The condition does not just affect event and racehorses. It is also often seen in hunters, draught horses and polo ponies.
A group of combined US and European specialist equine vets have recently reviewed recommendations for managing equine athletes with cardiovascular abnormalities and produced advice on how to manage cases.
In some cases, horses’ heart rates will naturally readjust themselves within 48hr. Dr Young estimates that around two-thirds of horses she has seen whose hearts correct themselves within that time period do not experience a recurrence of the problem.
For horses who do not adjust themselves there are 2 treatment options — medical treatment, usually quinidine, or electrical cardioversion (see below).
Horses who undergo either treatment successfully can return to normal work — but there is still the risk that it might happen again.
“There are plenty of high-profile horses who have had atrial fibrillation and then carry on,” Dr Young said.
Olympic dressage silver medallist Jerich Parcival underwent electrical cardioversion for atrial fibrillation last summer.

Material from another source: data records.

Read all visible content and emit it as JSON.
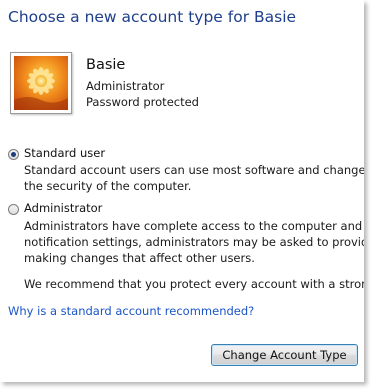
{
  "header": {
    "title": "Choose a new account type for Basie"
  },
  "account": {
    "name": "Basie",
    "type": "Administrator",
    "status": "Password protected",
    "avatar_icon": "flower-avatar-icon"
  },
  "options": [
    {
      "label": "Standard user",
      "selected": true,
      "description": [
        "Standard account users can use most software and change syste",
        "the security of the computer."
      ]
    },
    {
      "label": "Administrator",
      "selected": false,
      "description": [
        "Administrators have complete access to the computer and can m",
        "notification settings, administrators may be asked to provide the",
        "making changes that affect other users."
      ]
    }
  ],
  "recommendation": "We recommend that you protect every account with a strong pa",
  "help_link": "Why is a standard account recommended?",
  "actions": {
    "change_button": "Change Account Type"
  },
  "colors": {
    "heading": "#1e3f8c",
    "link": "#1a55c8",
    "button_border": "#3c7fb1"
  }
}
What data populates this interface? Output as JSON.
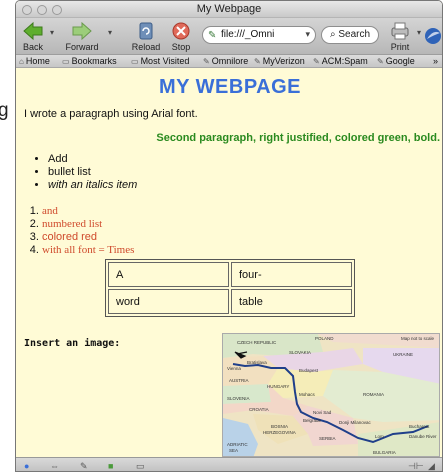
{
  "window": {
    "title": "My Webpage"
  },
  "toolbar": {
    "back_label": "Back",
    "forward_label": "Forward",
    "reload_label": "Reload",
    "stop_label": "Stop",
    "url_value": "file:///_Omni",
    "search_label": "Search",
    "print_label": "Print"
  },
  "bookmarks": {
    "items": [
      "Home",
      "Bookmarks",
      "Most Visited",
      "Omnilore",
      "MyVerizon",
      "ACM:Spam",
      "Google"
    ],
    "overflow": "»"
  },
  "page": {
    "heading": "MY WEBPAGE",
    "paragraph1": "I wrote a paragraph using Arial font.",
    "paragraph2": "Second paragraph, right justified, colored green, bold.",
    "bullets": [
      "Add",
      "bullet list",
      "with an italics item"
    ],
    "numbered": [
      "and",
      "numbered list",
      "colored red",
      "with all font = Times"
    ],
    "table": [
      [
        "A",
        "four-"
      ],
      [
        "word",
        "table"
      ]
    ],
    "insert_label": "Insert an image:"
  },
  "map": {
    "labels": {
      "czech": "CZECH REPUBLIC",
      "poland": "POLAND",
      "scale": "Map not to scale",
      "slovakia": "SLOVAKIA",
      "ukraine": "UKRAINE",
      "vienna": "Vienna",
      "bratislava": "Bratislava",
      "budapest": "Budapest",
      "austria": "AUSTRIA",
      "hungary": "HUNGARY",
      "mohacs": "Mohacs",
      "slovenia": "SLOVENIA",
      "croatia": "CROATIA",
      "romania": "ROMANIA",
      "novisad": "Novi Sad",
      "belgrade": "Belgrade",
      "dmilanovac": "Donji Milanovac",
      "bosnia": "BOSNIA",
      "herzegovina": "HERZEGOVINA",
      "serbia": "SERBIA",
      "bucharest": "Bucharest",
      "lom": "Lom",
      "danube": "Danube River",
      "adriatic": "ADRIATIC",
      "sea": "SEA",
      "bulgaria": "BULGARIA"
    }
  },
  "colors": {
    "heading": "#3a6fd8",
    "green": "#2a8a1f",
    "red": "#cf4a2c",
    "page_bg": "#fffbd6"
  },
  "stray_letter": "g"
}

His rider Adelinde Cornelissen announced earlier this month (7 May) that he is now being aimed for the World Equestrian Games in August.
Vets believe that the recent spate of top horses suffering from AF is nothing more than a coincidence.
“I don’t think there is any particular reason,” Andy Bathe said. “It is probably just a cluster of cases that happen to have affected horses who are in the public eye.”
“I think the equestrian public are generally more aware then they used to be,” Dr Young added. “But if anything we used to see more cases in eventing when there was still the long-format and horses were tested in the 10-minute box.”
This is the most commonly used drug treatment to convert horses with persistent AF back into normal rhythm. It has to be given in multiple doses by stomach tube. The treatment can have side effects including diarrhoea, depression and colic, but it is reported to be successful in more than 80% of cases.
This procedure has recently been introduced as an alternative, especially for horses where quinidine is either ineffective or not well tolerated. The procedure requires a general anaesthetic and specialised equipment to enable an electrical shock to be passed through the heart to restore the rhythm.